Derek Michael Besant, "Fifteen Restless Nights series - untitled," 2006, thermal ink on veil scrim fabric, 38.5” x 4’.
DEREK MICHAEL BESANT, Fifteen Restless Nights
Kelowna Art Gallery
August 2 to November 2, 2008
By Portia Priegert
Derek Michael Besant infuses the mundane with poetic depth, transforming unmade beds in roadside motels into surreal landscapes of sumptuous voyeurism in Fifteen Restless Nights. His immersive blend of sound, text and image is an intimate yet powerful exploration of memory, language and the body — it lingers like a wayward dream on the fringes of awareness.
This work shares some common ground with French artist Sophie Calle’s 1983 project, The Hotel. She investigated patrons’ most intimate spaces – diaries, clothing, letters – while working as a chambermaid. But Besant is more restrained. He limited himself to slipping into rooms after fellow guests had departed, photographing their tousled linens before cleaners could set things right.
His large-format black-and-white images are layered and visceral portraits of transitory visitations, saturated in shades of grey to evoke the nocturnal. He reverses tonalities, so walls and linens become shrouded, bringing to mind the penetrating visual language of the X-ray. He also outlines the beds with thick white lines that are suggestive both of crime scenes and territorial boundaries on a map. At times, the overall effect is reminiscent of the intimate invasions of the airport luggage scanner.
The beds, close-cropped and shot from high angles, can be read as relief maps that subtly echo Besant’s travels across Canada. Uneasy seas of wrinkled sheets are juxtaposed with mountains of jutting pillows and the rolling hills and sheltered coulees of rumpled bedspreads. Printed on nylon scrim suspended off the gallery wall, the images waver gently in the gallery’s air currents like linens airing on a clothesline, creating a further layering through the ephemeral play of light and shadow.
His images are accompanied by an elegant quilt of audio, including music, sound effects and a series of short texts by Diane Schoemperlen, winner of the 1998 Governor General’s award for fiction. Her loosely thematic text segments resemble movie soundtracks that drift in and out of consciousness like the dreams of a fitful sleep.
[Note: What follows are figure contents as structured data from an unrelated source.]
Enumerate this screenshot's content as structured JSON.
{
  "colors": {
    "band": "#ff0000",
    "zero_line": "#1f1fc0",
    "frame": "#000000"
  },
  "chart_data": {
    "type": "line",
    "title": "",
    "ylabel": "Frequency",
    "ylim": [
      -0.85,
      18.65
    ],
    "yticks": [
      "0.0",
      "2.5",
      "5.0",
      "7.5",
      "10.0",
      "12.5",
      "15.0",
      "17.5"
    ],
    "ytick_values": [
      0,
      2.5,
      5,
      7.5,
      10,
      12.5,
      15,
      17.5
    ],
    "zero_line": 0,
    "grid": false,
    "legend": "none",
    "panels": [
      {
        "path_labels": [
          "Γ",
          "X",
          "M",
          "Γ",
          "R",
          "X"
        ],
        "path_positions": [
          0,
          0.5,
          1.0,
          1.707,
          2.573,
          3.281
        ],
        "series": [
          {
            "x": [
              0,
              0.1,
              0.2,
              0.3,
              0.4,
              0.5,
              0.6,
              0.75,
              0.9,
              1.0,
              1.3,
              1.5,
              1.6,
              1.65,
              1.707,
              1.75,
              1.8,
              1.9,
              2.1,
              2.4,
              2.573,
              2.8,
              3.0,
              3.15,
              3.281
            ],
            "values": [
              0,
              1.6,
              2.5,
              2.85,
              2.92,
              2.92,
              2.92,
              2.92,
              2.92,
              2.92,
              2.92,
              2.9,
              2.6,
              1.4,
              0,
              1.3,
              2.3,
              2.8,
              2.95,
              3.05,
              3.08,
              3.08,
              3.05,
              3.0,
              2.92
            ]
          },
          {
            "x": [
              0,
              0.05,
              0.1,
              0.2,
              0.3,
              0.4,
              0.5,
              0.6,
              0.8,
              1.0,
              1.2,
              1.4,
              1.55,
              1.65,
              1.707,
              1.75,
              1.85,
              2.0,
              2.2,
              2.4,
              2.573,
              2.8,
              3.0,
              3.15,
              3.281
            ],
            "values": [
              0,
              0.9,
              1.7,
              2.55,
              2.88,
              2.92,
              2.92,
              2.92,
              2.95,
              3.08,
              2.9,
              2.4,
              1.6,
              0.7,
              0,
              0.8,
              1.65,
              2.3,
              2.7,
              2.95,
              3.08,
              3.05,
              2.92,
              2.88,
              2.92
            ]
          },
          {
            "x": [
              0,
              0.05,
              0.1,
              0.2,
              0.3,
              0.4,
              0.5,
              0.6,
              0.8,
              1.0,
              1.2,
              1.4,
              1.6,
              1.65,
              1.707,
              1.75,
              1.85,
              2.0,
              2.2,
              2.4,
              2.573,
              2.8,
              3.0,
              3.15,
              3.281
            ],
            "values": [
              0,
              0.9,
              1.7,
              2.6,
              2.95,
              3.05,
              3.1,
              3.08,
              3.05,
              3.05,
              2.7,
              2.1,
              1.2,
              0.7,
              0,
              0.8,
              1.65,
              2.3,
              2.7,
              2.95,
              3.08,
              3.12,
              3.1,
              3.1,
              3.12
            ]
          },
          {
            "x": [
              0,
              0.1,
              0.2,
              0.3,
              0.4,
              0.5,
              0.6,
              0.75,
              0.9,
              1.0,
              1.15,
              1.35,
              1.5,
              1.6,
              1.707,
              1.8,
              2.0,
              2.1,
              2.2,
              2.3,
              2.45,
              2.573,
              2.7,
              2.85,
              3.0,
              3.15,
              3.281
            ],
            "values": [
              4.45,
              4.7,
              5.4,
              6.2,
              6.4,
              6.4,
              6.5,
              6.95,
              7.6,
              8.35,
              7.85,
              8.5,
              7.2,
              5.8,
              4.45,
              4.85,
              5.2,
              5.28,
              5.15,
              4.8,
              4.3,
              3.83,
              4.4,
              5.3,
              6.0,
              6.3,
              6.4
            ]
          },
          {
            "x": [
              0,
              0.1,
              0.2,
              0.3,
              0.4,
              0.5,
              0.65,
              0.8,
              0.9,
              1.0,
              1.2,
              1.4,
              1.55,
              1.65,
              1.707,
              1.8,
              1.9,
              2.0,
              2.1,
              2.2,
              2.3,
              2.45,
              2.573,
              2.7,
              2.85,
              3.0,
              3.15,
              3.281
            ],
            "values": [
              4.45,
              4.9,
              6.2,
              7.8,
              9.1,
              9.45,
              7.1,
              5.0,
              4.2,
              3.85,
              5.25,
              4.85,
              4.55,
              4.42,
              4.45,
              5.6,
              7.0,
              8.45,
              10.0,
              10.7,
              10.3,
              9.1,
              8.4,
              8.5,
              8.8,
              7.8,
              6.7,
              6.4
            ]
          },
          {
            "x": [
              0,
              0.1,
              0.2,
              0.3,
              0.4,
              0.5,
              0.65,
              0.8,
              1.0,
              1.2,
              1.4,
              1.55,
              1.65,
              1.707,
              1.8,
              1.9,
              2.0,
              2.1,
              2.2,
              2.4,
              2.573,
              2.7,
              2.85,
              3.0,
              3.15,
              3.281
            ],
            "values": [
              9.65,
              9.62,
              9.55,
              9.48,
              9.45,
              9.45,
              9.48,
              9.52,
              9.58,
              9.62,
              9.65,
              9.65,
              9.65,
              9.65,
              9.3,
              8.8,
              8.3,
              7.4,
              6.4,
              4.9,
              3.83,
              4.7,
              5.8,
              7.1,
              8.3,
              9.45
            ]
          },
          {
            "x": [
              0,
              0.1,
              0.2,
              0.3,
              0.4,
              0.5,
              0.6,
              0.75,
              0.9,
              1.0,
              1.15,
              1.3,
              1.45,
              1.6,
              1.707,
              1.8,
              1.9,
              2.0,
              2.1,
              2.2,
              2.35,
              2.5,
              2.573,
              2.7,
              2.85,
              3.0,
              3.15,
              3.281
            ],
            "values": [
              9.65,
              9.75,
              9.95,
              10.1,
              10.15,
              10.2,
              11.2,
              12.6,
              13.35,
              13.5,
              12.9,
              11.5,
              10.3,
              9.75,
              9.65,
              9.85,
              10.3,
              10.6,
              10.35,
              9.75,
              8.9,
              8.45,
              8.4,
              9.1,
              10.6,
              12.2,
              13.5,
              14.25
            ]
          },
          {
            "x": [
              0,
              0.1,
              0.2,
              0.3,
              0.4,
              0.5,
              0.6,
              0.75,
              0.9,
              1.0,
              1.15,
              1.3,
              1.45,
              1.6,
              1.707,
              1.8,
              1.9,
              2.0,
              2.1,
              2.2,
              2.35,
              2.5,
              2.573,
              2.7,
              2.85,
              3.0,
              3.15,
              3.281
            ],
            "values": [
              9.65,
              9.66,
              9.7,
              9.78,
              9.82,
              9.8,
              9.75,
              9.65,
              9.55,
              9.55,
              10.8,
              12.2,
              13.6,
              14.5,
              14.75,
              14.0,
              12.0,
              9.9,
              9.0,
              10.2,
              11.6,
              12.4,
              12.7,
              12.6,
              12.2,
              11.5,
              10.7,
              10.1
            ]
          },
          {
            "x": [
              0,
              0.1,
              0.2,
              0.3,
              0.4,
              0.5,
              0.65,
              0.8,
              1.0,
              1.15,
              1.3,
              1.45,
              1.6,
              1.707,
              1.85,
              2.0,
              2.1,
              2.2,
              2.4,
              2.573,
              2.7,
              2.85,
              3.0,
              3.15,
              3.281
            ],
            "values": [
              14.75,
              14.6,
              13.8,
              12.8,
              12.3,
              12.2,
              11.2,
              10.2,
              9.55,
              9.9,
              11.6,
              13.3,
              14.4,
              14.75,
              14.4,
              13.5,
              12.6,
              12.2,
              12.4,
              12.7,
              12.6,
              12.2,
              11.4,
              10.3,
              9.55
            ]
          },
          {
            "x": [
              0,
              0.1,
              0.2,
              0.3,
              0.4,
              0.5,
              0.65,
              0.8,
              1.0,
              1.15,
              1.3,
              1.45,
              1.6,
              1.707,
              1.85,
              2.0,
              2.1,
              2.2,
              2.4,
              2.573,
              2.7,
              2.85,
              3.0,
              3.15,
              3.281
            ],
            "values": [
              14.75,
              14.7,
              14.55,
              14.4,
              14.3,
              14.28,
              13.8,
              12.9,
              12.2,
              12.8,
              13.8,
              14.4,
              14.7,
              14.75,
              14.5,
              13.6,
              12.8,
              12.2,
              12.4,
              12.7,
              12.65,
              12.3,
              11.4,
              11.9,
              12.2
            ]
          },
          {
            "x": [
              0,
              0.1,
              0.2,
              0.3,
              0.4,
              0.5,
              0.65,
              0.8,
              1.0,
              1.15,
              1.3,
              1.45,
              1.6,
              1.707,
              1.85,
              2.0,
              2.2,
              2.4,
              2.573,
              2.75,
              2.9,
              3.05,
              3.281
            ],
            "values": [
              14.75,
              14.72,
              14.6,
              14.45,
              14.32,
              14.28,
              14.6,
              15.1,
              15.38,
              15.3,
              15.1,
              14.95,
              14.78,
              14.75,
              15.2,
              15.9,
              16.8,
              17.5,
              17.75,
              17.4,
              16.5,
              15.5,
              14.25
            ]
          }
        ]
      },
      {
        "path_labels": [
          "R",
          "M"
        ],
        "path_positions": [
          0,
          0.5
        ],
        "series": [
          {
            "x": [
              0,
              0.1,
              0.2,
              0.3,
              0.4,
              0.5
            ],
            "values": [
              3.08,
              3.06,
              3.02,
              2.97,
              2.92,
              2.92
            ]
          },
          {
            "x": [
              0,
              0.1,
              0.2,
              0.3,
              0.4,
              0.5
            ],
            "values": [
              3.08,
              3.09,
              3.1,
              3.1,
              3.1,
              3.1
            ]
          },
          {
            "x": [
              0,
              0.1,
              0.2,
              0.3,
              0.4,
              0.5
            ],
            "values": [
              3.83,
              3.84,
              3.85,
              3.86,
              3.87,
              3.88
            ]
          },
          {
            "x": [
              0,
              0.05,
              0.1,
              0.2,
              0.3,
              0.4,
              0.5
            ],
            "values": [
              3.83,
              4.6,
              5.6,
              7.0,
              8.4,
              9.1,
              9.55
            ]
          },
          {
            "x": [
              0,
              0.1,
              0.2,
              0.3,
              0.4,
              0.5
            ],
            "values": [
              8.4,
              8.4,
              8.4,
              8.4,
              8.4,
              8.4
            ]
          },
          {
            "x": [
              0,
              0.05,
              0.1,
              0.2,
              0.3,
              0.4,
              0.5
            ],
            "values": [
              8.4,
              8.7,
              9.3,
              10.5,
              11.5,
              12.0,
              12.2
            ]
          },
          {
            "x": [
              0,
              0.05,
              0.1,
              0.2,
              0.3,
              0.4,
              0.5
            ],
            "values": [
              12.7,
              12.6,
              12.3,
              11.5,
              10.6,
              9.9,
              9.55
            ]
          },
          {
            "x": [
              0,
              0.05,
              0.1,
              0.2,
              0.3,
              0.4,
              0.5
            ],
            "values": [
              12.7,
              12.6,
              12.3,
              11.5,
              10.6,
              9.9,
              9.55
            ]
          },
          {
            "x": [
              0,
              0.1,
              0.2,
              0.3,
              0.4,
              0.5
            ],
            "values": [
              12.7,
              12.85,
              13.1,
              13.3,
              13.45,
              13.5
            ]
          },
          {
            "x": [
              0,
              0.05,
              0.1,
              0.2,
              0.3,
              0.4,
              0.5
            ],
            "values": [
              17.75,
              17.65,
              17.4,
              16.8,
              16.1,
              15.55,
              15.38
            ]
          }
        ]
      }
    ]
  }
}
In the exhibition essay, curator Liz Wylie notes the emotional intensity created by the work’s ability to evoke the passing moment, which, like a breath, is “gone forever once it is over.” Texts from the audio segments are printed on wall panels, but visitors are free to create their own narratives. “The whole show can act like a portal: a glimpse into a fictionalized world of intrigue and intensity and noir-ish possibility.”
Besant’s background in drawing and printmaking brought him international attention starting in the 1970s. He moved into photography in the mid-1990s, intrigued by emerging new media technologies, which he has used to explore his interest in human trajectories through banal spaces such as alleys and construction sites. “In hunting and gathering my resources from those places, I come up with recurring themes like those out of film scripts: sleeping, wandering, falling, drowning, assembling or migrating,” he says. “But I’ve always found something lingering in those places … some kind of connective tissue to something like a basic truth we collectively understand.”
Fifteen Restless Nights was commissioned by the Harbourfront Centre in Toronto for the city’s 2006 Nuit Blanche cultural event and has since been exhibited at galleries in Hungary and Slovakia.